Chambers graduated summa cum laude from the University of Illinois in May 2010 in integrative biology with minors in anthropology and chemistry. She was also a James Scholar in the College of Liberal Arts and Sciences.
She is U of I’s first Marshall Scholar since 2007, when Ian Clausen, who received undergraduate degrees in English and religious studies, received the scholarship. It is a rare honor, with Chambers and Clausen being the only two recipients from the U of I since 1996.
Chambers plans a career uniting efforts to develop sustainable and equitable tropical forest-management plans. She is currently working in a village in Peru as a project assistant with Neotropical Primate Conservation, an organization devoted to protecting the habitat of the endangered yellow-tailed woolly monkey.
At Illinois, she worked on genomic aspects of brain and behavior, performing bee brain dissections and molecular analyses. After her sophomore year, she assisted a doctoral student from Washington State University on a study of the influence of tourism on monkeys in Costa Rica.
In East Africa the following summer, Chambers investigated primate feeding ecology, as part of a broader project led by a U of I doctoral candidate in anthropology. There, Chambers worked alongside Ugandans to assist in monitoring the foraging behavior of red colobus monkeys.

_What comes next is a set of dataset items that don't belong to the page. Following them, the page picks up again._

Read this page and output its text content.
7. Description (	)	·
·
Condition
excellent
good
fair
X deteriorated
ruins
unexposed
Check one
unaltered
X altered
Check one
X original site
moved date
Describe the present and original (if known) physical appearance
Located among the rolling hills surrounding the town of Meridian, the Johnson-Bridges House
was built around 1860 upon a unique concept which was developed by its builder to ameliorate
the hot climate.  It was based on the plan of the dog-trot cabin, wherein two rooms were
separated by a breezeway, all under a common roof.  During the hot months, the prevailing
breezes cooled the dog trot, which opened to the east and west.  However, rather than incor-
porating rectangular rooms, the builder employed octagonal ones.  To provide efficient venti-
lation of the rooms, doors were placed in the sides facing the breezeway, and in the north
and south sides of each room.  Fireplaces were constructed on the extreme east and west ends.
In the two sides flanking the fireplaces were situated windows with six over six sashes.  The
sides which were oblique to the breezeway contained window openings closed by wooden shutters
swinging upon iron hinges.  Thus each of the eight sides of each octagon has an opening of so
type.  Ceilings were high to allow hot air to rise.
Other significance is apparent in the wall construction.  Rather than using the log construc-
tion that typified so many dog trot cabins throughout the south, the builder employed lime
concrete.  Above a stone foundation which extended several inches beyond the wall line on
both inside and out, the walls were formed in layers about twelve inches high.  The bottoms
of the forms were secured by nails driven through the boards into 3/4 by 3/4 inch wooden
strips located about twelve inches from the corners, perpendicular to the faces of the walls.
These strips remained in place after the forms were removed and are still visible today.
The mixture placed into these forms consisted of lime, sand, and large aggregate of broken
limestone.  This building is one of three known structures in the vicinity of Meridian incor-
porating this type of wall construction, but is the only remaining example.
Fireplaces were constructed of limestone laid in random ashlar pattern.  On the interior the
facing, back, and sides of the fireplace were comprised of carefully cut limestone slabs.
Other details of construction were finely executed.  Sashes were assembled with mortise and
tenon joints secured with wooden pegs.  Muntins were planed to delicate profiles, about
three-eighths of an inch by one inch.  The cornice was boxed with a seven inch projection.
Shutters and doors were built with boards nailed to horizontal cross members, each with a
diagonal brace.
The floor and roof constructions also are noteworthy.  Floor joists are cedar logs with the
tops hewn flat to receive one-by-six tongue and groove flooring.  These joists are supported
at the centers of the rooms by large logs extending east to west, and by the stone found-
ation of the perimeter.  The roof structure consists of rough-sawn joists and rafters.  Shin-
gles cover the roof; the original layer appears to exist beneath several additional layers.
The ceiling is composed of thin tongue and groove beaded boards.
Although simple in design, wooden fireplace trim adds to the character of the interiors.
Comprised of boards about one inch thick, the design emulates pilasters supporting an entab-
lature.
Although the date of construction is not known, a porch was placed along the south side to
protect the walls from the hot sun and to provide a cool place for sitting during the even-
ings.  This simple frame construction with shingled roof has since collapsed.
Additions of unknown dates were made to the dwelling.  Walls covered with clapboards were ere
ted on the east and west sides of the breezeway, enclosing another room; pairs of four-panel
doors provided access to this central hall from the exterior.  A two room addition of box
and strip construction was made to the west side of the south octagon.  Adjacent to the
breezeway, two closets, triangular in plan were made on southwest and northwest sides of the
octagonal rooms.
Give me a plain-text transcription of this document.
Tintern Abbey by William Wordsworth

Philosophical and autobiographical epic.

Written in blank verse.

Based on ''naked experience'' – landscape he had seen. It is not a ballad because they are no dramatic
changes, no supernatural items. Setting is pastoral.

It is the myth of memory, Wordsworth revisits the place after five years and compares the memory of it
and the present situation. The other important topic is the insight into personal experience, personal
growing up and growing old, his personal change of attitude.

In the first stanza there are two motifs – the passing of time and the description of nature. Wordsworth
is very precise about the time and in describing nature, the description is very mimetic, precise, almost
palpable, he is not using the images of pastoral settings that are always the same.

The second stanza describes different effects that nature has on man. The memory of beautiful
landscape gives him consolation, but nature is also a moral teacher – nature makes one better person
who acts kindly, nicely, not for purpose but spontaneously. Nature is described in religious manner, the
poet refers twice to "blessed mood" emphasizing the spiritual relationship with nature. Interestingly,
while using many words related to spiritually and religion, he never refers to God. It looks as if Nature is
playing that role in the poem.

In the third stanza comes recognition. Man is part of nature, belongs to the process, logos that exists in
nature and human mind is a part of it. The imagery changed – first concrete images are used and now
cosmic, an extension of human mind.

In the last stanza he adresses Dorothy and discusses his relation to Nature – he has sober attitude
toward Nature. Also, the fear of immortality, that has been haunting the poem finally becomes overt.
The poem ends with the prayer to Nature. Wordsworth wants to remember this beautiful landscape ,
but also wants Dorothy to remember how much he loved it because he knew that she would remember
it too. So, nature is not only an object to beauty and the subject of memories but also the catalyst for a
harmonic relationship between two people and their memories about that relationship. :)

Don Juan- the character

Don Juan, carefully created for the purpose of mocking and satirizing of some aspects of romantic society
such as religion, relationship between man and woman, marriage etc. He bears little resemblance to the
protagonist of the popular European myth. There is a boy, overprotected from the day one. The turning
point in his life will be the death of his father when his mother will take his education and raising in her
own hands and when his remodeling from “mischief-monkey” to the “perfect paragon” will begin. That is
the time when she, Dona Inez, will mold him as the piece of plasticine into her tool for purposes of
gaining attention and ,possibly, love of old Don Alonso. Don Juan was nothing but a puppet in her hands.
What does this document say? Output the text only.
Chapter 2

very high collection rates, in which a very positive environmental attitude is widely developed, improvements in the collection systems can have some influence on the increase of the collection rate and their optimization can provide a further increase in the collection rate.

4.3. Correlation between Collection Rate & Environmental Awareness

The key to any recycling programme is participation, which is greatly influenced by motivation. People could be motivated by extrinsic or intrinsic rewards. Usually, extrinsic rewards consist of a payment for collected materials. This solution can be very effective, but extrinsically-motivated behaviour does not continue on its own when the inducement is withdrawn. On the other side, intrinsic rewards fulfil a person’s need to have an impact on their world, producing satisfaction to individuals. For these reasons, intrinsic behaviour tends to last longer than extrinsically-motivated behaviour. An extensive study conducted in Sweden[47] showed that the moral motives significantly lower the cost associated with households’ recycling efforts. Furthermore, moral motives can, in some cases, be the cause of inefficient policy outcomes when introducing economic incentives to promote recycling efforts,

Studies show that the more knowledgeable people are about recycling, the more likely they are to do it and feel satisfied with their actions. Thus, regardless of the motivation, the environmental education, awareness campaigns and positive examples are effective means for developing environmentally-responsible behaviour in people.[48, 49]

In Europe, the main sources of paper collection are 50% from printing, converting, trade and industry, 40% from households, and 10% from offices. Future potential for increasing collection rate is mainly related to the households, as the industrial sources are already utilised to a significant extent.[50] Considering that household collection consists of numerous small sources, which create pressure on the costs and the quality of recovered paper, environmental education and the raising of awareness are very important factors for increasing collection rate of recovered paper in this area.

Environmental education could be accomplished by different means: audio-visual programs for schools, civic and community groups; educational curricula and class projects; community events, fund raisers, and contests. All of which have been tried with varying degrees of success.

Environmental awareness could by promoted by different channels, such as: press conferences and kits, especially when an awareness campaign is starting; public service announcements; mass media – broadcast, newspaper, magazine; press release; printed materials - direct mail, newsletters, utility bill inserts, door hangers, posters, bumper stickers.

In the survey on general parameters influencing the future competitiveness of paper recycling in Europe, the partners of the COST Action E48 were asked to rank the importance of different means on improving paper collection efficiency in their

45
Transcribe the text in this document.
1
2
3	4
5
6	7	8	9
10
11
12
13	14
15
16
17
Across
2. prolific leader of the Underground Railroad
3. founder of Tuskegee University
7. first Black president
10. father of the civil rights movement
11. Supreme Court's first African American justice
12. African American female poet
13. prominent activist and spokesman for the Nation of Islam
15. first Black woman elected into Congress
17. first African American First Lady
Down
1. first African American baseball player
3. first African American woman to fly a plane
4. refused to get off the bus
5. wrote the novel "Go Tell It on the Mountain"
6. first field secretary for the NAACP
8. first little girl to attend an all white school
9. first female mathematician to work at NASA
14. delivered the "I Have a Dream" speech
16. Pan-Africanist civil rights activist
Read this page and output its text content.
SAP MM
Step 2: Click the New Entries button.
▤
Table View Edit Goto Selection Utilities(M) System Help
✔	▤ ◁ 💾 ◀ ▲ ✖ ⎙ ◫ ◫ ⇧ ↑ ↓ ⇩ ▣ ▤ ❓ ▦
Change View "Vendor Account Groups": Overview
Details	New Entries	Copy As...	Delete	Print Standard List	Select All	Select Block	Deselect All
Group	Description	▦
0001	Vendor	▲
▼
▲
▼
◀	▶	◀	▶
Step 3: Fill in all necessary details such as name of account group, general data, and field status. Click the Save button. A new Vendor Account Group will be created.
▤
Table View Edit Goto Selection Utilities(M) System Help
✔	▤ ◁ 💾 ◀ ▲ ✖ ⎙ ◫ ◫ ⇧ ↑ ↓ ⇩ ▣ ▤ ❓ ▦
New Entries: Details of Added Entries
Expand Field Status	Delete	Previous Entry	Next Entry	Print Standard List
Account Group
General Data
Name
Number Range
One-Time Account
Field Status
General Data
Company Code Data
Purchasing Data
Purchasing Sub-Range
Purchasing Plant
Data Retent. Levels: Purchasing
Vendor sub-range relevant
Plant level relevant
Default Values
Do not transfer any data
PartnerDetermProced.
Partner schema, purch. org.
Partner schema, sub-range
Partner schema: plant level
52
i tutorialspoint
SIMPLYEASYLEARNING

Chambers co-founded a campus branch of the organization Roots and Shoots to advocate for environmental justice. She also co-organized a University-sponsored conservation lecture series and developed an environmental education program at Westview Elementary School in Champaign.
Chambers also performed as one of the few non-music majors in the U of I Chorale, and performed in the University production of Puccini's opera La Boheme. She also is an accomplished distance runner, having finished in the top 3 percent of more than 3,300 female runners in the Illinois half-marathon held during the last week of classes in May.
The Marshall Scholarship Program was created as a way for the British government to show appreciation for American efforts to rebuild the UK and Europe after World War II. Students chosen for the program are “talented, independent, and wide-ranging,” according to the Marshall Aid Commemoration Commission, which runs the program. Since 1954, about 1,500 Americans have been named Marshall Scholars.